Reconstructed frequency spectrum for simulation 25 of scenario 2 using 5 probes and 50 revolutions.

Meanwhile, the same results were not observed on the six probes case of Fig. 12, that was capable of performing in the same manner as in the asynchronous case, whit perfect reconstruction throughout the test.

Fig. 12.
figure 12

Ratio of signal energy for the reconstructed signal of scenario 2 using 6 probes and 50 revolutions through 50 simulations.

6 Conclusions

This work proposed the evaluation of several conditions for the application of Compressed Sensing (CS) on Blade Tip Timing (BTT) data. It was described both methodologies and how to produce the reconstruction of signals through undersampled and non uniform data.

From the results of the present research, it was possible to conclude that the CS has potential of performing well on BTT data. It was shown that some special probe positioning impact in the results of the analysis and those are the ones that indicate minimal coherence of the sensing matrix. Furthermore, it was shown that for asynchronous vibrations, five probes are sufficient to ensure perfect reconstruction of the signal generated by BTT sampling. For cases that include synchronous vibrations, six probes were determined as a reliable proposition for perfect recovery.
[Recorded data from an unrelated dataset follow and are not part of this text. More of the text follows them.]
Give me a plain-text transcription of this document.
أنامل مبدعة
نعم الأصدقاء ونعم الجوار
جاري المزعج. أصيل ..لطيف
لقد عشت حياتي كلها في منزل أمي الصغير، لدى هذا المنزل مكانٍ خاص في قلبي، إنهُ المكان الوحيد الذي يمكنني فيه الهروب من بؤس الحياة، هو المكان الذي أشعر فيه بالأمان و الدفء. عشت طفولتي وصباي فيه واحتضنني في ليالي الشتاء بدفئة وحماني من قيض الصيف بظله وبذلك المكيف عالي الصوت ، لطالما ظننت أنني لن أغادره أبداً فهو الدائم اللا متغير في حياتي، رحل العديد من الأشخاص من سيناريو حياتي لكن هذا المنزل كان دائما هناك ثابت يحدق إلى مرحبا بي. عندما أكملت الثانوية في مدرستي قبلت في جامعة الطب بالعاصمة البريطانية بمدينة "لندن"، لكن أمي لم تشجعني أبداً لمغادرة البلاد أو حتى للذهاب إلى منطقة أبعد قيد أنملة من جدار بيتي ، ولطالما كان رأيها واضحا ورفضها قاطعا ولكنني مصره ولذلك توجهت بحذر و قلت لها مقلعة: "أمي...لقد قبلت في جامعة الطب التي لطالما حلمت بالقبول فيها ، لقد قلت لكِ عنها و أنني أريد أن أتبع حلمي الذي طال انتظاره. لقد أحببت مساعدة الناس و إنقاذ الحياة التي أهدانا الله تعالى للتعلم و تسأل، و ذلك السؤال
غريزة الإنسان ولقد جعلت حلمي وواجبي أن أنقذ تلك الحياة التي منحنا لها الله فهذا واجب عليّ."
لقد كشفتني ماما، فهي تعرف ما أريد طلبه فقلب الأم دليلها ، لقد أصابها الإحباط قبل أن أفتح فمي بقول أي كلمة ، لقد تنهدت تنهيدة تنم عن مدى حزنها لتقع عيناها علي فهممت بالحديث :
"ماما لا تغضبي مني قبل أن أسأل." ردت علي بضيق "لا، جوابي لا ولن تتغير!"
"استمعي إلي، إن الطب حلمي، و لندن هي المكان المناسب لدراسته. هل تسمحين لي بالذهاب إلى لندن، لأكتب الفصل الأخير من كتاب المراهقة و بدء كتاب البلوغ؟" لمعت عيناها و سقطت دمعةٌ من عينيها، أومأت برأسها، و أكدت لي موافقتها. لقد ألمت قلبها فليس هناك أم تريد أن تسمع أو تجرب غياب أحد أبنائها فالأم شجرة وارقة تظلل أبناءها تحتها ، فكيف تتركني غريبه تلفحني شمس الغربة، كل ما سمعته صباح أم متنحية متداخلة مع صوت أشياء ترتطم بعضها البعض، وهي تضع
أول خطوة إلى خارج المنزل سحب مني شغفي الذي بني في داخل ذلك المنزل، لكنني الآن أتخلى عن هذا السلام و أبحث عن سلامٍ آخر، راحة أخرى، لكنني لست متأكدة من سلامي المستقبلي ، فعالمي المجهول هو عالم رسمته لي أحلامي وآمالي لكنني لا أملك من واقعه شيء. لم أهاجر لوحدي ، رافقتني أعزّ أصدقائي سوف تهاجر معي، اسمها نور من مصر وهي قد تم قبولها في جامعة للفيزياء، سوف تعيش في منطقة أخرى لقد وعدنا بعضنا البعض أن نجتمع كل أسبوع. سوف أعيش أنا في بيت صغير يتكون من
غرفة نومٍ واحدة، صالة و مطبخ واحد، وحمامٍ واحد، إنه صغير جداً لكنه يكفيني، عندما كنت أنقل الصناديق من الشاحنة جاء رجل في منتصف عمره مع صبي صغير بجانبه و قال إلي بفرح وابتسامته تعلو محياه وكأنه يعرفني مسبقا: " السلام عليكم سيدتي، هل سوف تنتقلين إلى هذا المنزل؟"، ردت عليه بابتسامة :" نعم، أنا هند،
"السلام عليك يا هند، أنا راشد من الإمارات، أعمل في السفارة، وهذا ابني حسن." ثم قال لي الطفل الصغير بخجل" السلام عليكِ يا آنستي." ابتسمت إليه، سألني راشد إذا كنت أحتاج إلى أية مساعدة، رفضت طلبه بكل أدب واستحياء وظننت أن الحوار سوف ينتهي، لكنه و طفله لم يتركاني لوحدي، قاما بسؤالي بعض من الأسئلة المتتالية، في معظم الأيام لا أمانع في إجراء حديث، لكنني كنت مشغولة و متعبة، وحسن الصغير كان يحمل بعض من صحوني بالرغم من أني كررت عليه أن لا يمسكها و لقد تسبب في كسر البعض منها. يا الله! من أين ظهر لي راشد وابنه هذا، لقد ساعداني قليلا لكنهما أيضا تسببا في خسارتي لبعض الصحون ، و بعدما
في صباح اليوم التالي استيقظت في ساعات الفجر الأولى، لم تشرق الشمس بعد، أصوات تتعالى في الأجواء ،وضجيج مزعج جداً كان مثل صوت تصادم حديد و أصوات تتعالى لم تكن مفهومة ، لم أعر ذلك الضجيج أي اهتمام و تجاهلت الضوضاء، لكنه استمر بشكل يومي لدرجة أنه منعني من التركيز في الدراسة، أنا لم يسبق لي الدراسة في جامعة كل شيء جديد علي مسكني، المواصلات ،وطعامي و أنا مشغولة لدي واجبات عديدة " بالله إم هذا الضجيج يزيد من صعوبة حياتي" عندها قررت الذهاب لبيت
It is worth noticing that the high number of probes required to retrieve a frequency spectrum of an asynchronous vibration signal is possibly related to the amount of frequencies presented in the simulated signal and due to the fact that increasing the amount of observations did not result in improvements on the reconstruction, surprisingly.

Even though the predominant amplitude of vibration, in real cases, are identified as the result of EO excitations, it is still valid to pursue reconstruction of multi frequency signals, because instabilities, that originates asynchronous excitation, can still occur even when the dominant frequency of vibration has an EO nature.

For future works it is interesting to investigate the ratio of real to virtual probes\(\frac{l}{L}\), for increased values L. It was shown that less incoherence comes with higher L which will affect negatively on the reconstruction, but perhaps an optimal ratio can be found while varying L.